THE motoring world’s worst-kept secret is out: Rolls-Royce’s first “high-sided car” will be called Cullinan, named after the biggest flawless diamond ever discovered.
Australia and New Zealand will be priority markets within the Asia-Pacific region for the big SUV that is due to be revealed in full later this year ahead of Down Under deliveries in 2019.
No pricing or specifications for the vehicle have yet been released, but the British company has already revealed that the Cullinan will ride on the same aluminium space-frame platform – called Architecture of Luxury – as the new Phantom.
As GoAuto reported last year, the Cullinan will sit below the flagship Phantom in the Rolls-Royce pecking order.
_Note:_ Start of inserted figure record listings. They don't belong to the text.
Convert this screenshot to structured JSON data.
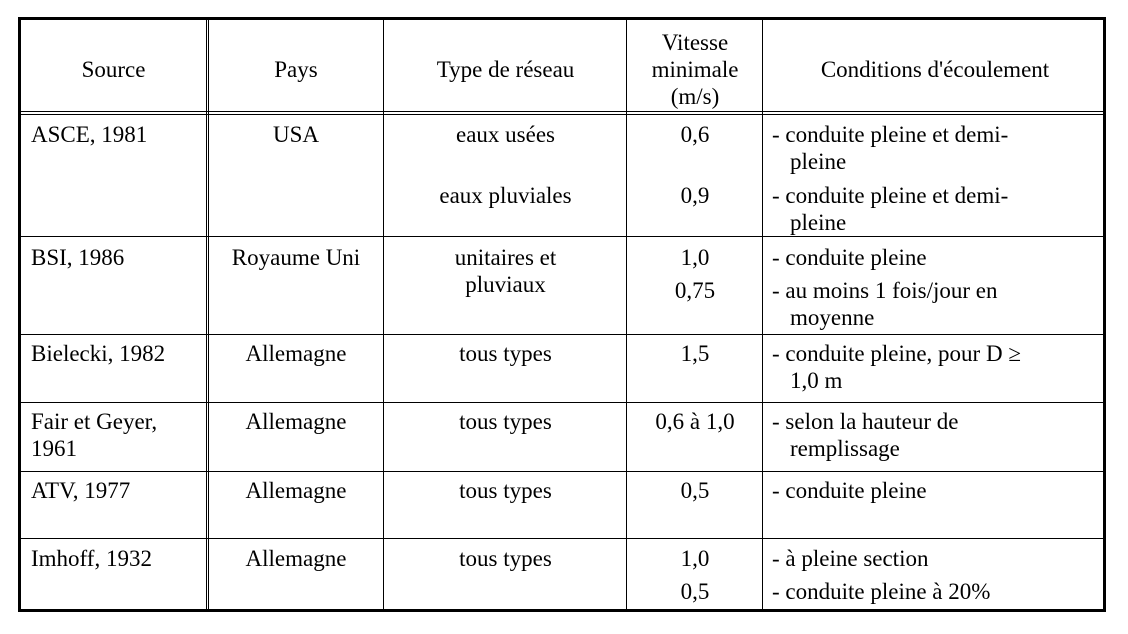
{
  "headers": {
    "source": "Source",
    "pays": "Pays",
    "type": "Type de réseau",
    "vitesse_1": "Vitesse",
    "vitesse_2": "minimale",
    "vitesse_3": "(m/s)",
    "conditions": "Conditions d'écoulement"
  },
  "rows": [
    {
      "source": "ASCE, 1981",
      "pays": "USA",
      "entries": [
        {
          "type": "eaux usées",
          "vitesse": "0,6",
          "condition_1": "- conduite pleine et demi-",
          "condition_2": "pleine"
        },
        {
          "type": "eaux pluviales",
          "vitesse": "0,9",
          "condition_1": "- conduite pleine et demi-",
          "condition_2": "pleine"
        }
      ]
    },
    {
      "source": "BSI, 1986",
      "pays": "Royaume Uni",
      "type_1": "unitaires et",
      "type_2": "pluviaux",
      "entries": [
        {
          "vitesse": "1,0",
          "condition_1": "- conduite pleine"
        },
        {
          "vitesse": "0,75",
          "condition_1": "- au moins 1 fois/jour en",
          "condition_2": "moyenne"
        }
      ]
    },
    {
      "source": "Bielecki, 1982",
      "pays": "Allemagne",
      "type": "tous types",
      "vitesse": "1,5",
      "condition_1": "- conduite pleine, pour D ≥",
      "condition_2": "1,0 m"
    },
    {
      "source_1": "Fair et Geyer,",
      "source_2": "1961",
      "pays": "Allemagne",
      "type": "tous types",
      "vitesse": "0,6 à 1,0",
      "condition_1": "- selon la hauteur de",
      "condition_2": "remplissage"
    },
    {
      "source": "ATV, 1977",
      "pays": "Allemagne",
      "type": "tous types",
      "vitesse": "0,5",
      "condition_1": "- conduite pleine"
    },
    {
      "source": "Imhoff, 1932",
      "pays": "Allemagne",
      "type": "tous types",
      "entries": [
        {
          "vitesse": "1,0",
          "condition_1": "- à pleine section"
        },
        {
          "vitesse": "0,5",
          "condition_1": "- conduite pleine à 20%"
        }
      ]
    }
  ]
}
Phantom pricing starts at $950,000 driveaway for the short-wheelbase variant and tops out at $1,100,000 for the extended-wheelbase flagship.
Announcing the new moniker, Rolls-Royce chief executive officer Torsten Mueller-Otvos said the name Cullinan had been “hiding in plain sight” since the company revealed it as the project name for the vehicle some years ago.
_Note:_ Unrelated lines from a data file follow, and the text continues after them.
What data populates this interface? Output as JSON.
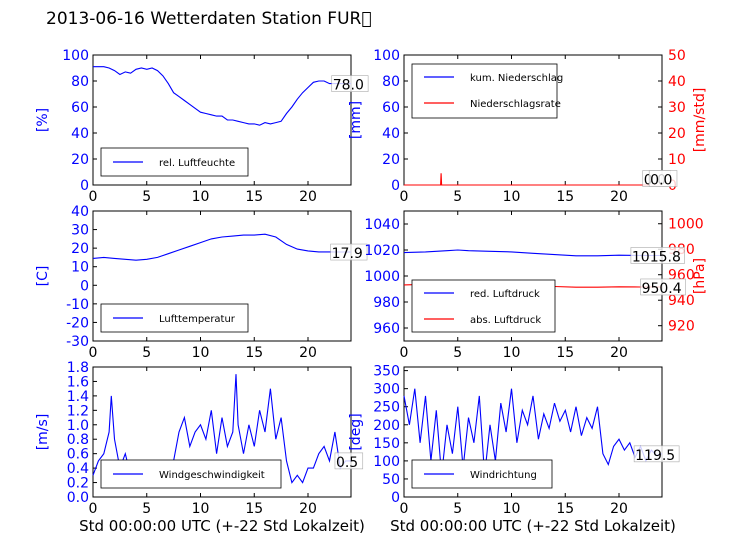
{
  "title": "2013-06-16 Wetterdaten Station FUR\u0000",
  "colors": {
    "primary": "#0000ff",
    "secondary": "#ff0000",
    "axis": "#000000"
  },
  "chart_data": [
    {
      "id": "humidity",
      "type": "line",
      "ylabel": "[%]",
      "ylim": [
        0,
        100
      ],
      "yticks": [
        0,
        20,
        40,
        60,
        80,
        100
      ],
      "xlim": [
        0,
        24
      ],
      "xticks": [
        0,
        5,
        10,
        15,
        20
      ],
      "xlabel": "",
      "series": [
        {
          "name": "rel. Luftfeuchte",
          "color": "#0000ff",
          "x": [
            0,
            1,
            1.5,
            2,
            2.5,
            3,
            3.5,
            4,
            4.5,
            5,
            5.5,
            6,
            6.5,
            7,
            7.5,
            8,
            8.5,
            9,
            9.5,
            10,
            10.5,
            11,
            11.5,
            12,
            12.5,
            13,
            13.5,
            14,
            14.5,
            15,
            15.5,
            16,
            16.5,
            17,
            17.5,
            18,
            18.5,
            19,
            19.5,
            20,
            20.5,
            21,
            21.5,
            22,
            23,
            24
          ],
          "y": [
            91,
            91,
            90,
            88,
            85,
            87,
            86,
            89,
            90,
            89,
            90,
            88,
            84,
            78,
            71,
            68,
            65,
            62,
            59,
            56,
            55,
            54,
            53,
            53,
            50,
            50,
            49,
            48,
            47,
            47,
            46,
            48,
            47,
            48,
            49,
            55,
            60,
            66,
            71,
            75,
            79,
            80,
            80,
            78,
            78,
            78
          ]
        }
      ],
      "annotations": [
        "78.0"
      ],
      "legend": "lower-left"
    },
    {
      "id": "precip",
      "type": "line",
      "ylabel": "[mm]",
      "ylim": [
        0,
        100
      ],
      "yticks": [
        0,
        20,
        40,
        60,
        80,
        100
      ],
      "y2label": "[mm/std]",
      "y2lim": [
        0,
        50
      ],
      "y2ticks": [
        0,
        10,
        20,
        30,
        40,
        50
      ],
      "xlim": [
        0,
        24
      ],
      "xticks": [
        0,
        5,
        10,
        15,
        20
      ],
      "xlabel": "",
      "series": [
        {
          "name": "kum. Niederschlag",
          "color": "#0000ff",
          "axis": "left",
          "x": [
            0,
            24
          ],
          "y": [
            0,
            0
          ]
        },
        {
          "name": "Niederschlagsrate",
          "color": "#ff0000",
          "axis": "right",
          "x": [
            0,
            3.4,
            3.45,
            3.5,
            3.55,
            24
          ],
          "y": [
            0,
            0,
            4.5,
            0,
            0,
            0
          ]
        }
      ],
      "annotations": [
        "0.0",
        "0.0"
      ],
      "legend": "upper-left"
    },
    {
      "id": "temperature",
      "type": "line",
      "ylabel": "[C]",
      "ylim": [
        -30,
        40
      ],
      "yticks": [
        -30,
        -20,
        -10,
        0,
        10,
        20,
        30,
        40
      ],
      "xlim": [
        0,
        24
      ],
      "xticks": [
        0,
        5,
        10,
        15,
        20
      ],
      "xlabel": "",
      "series": [
        {
          "name": "Lufttemperatur",
          "color": "#0000ff",
          "x": [
            0,
            1,
            2,
            3,
            4,
            5,
            6,
            7,
            8,
            9,
            10,
            11,
            12,
            13,
            14,
            15,
            16,
            17,
            18,
            19,
            20,
            21,
            22,
            23,
            24
          ],
          "y": [
            14.5,
            15,
            14.5,
            14,
            13.5,
            14,
            15,
            17,
            19,
            21,
            23,
            25,
            26,
            26.5,
            27,
            27,
            27.5,
            26,
            22,
            19.5,
            18.5,
            18,
            18,
            17.9,
            17.9
          ]
        }
      ],
      "annotations": [
        "17.9"
      ],
      "legend": "lower-left"
    },
    {
      "id": "pressure",
      "type": "line",
      "ylabel": "",
      "ylim": [
        950,
        1050
      ],
      "yticks": [
        960,
        980,
        1000,
        1020,
        1040
      ],
      "y2label": "[hPa]",
      "y2lim": [
        908,
        1010
      ],
      "y2ticks": [
        920,
        940,
        960,
        980,
        1000
      ],
      "xlim": [
        0,
        24
      ],
      "xticks": [
        0,
        5,
        10,
        15,
        20
      ],
      "xlabel": "",
      "series": [
        {
          "name": "red. Luftdruck",
          "color": "#0000ff",
          "axis": "left",
          "x": [
            0,
            2,
            4,
            5,
            6,
            8,
            10,
            12,
            14,
            16,
            18,
            20,
            22,
            24
          ],
          "y": [
            1018,
            1018.5,
            1019.5,
            1020,
            1019.5,
            1019,
            1018.5,
            1017.5,
            1016.5,
            1015.5,
            1015.5,
            1016,
            1015.8,
            1015.8
          ]
        },
        {
          "name": "abs. Luftdruck",
          "color": "#ff0000",
          "axis": "right",
          "x": [
            0,
            2,
            4,
            5,
            6,
            8,
            10,
            12,
            14,
            16,
            18,
            20,
            22,
            24
          ],
          "y": [
            952,
            952.5,
            953.5,
            954,
            953.5,
            953,
            952.5,
            951.5,
            950.8,
            950.2,
            950.2,
            950.5,
            950.4,
            950.4
          ]
        }
      ],
      "annotations": [
        "1015.8",
        "950.4"
      ],
      "legend": "lower-left"
    },
    {
      "id": "wind_speed",
      "type": "line",
      "ylabel": "[m/s]",
      "ylim": [
        0,
        1.8
      ],
      "yticks": [
        0.0,
        0.2,
        0.4,
        0.6,
        0.8,
        1.0,
        1.2,
        1.4,
        1.6,
        1.8
      ],
      "xlim": [
        0,
        24
      ],
      "xticks": [
        0,
        5,
        10,
        15,
        20
      ],
      "xlabel": "Std 00:00:00 UTC (+-22 Std Lokalzeit)",
      "series": [
        {
          "name": "Windgeschwindigkeit",
          "color": "#0000ff",
          "x": [
            0,
            0.5,
            1,
            1.5,
            1.7,
            2,
            2.5,
            3,
            3.5,
            4,
            4.5,
            5,
            5.5,
            6,
            6.5,
            7,
            7.5,
            8,
            8.5,
            9,
            9.5,
            10,
            10.5,
            11,
            11.5,
            12,
            12.5,
            13,
            13.3,
            13.5,
            14,
            14.5,
            15,
            15.5,
            16,
            16.5,
            17,
            17.5,
            18,
            18.5,
            19,
            19.5,
            20,
            20.5,
            21,
            21.5,
            22,
            22.5,
            23,
            23.5,
            24
          ],
          "y": [
            0.3,
            0.5,
            0.6,
            0.9,
            1.4,
            0.8,
            0.4,
            0.6,
            0.3,
            0.5,
            0.4,
            0.3,
            0.2,
            0.4,
            0.3,
            0.2,
            0.5,
            0.9,
            1.1,
            0.7,
            0.9,
            1.0,
            0.8,
            1.2,
            0.6,
            1.1,
            0.7,
            0.9,
            1.7,
            1.0,
            0.6,
            1.0,
            0.7,
            1.2,
            0.9,
            1.5,
            0.8,
            1.1,
            0.5,
            0.2,
            0.3,
            0.2,
            0.4,
            0.4,
            0.6,
            0.7,
            0.5,
            0.9,
            0.4,
            0.5,
            0.5
          ]
        }
      ],
      "annotations": [
        "0.5"
      ],
      "legend": "lower-left"
    },
    {
      "id": "wind_dir",
      "type": "line",
      "ylabel": "[deg]",
      "ylim": [
        0,
        360
      ],
      "yticks": [
        0,
        50,
        100,
        150,
        200,
        250,
        300,
        350
      ],
      "xlim": [
        0,
        24
      ],
      "xticks": [
        0,
        5,
        10,
        15,
        20
      ],
      "xlabel": "Std 00:00:00 UTC (+-22 Std Lokalzeit)",
      "series": [
        {
          "name": "Windrichtung",
          "color": "#0000ff",
          "x": [
            0,
            0.5,
            1,
            1.5,
            2,
            2.5,
            3,
            3.5,
            4,
            4.5,
            5,
            5.5,
            6,
            6.5,
            7,
            7.5,
            8,
            8.5,
            9,
            9.5,
            10,
            10.5,
            11,
            11.5,
            12,
            12.5,
            13,
            13.5,
            14,
            14.5,
            15,
            15.5,
            16,
            16.5,
            17,
            17.5,
            18,
            18.5,
            19,
            19.5,
            20,
            20.5,
            21,
            21.5,
            22,
            22.5,
            23,
            23.5,
            24
          ],
          "y": [
            280,
            200,
            300,
            150,
            280,
            100,
            240,
            60,
            200,
            120,
            250,
            80,
            220,
            150,
            280,
            60,
            200,
            100,
            260,
            180,
            300,
            150,
            240,
            200,
            280,
            160,
            230,
            190,
            260,
            210,
            240,
            180,
            250,
            170,
            220,
            190,
            250,
            120,
            90,
            140,
            160,
            130,
            150,
            110,
            140,
            100,
            130,
            115,
            120
          ]
        }
      ],
      "annotations": [
        "119.5"
      ],
      "legend": "lower-left"
    }
  ]
}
“It is the most fitting name for our extraordinary new product,” he said.
“Cullinan is a motor car of such clarity of purpose, such flawless quality and preciousness, and such presence that it recalibrates the scale and possibility of true luxury.
“Just like the Cullinan diamond, the largest flawless diamond ever found, it emerges when it is perfect and exists above all others.”Discovered in South Africa in 1905, the 3106-carat Cullinan diamond was smashed into nine stones, with the largest chunks now gracing Queen Elizabeth’s Imperial Crown and Sceptre with Cross.
The Rolls-Royce Cullinan was developed under the engineering and design banner “effortless, everywhere”.
Logic suggests the Cullinan will share the Phantom’s 6.8-litre twin-turbo petrol V12 that makes 420kW/900Nm in sedan guise. The ZF eight-speed automatic transmission will probably also come with the Cullinan package.
The British media speculates that the Cullinan ultimately will get an alternative plug-in hybrid powertrain from parent company BMW’s parts bin, but diesel has been ruled out as too unrefined for Rolls-Royce clientele.
All-wheel drive is a given, providing the big beast – probably nearing three tonnes despite lots of weight-saving aluminium in the body and chassis – with the traction required to go up against rivals such as the Bentley Bentayga and Lamborghini Urus.
Pictures of test mules indicate the Cullinan will get rear-hinged ‘suicide doors’ like those on the Phantom for easier rear-seat entry and exit.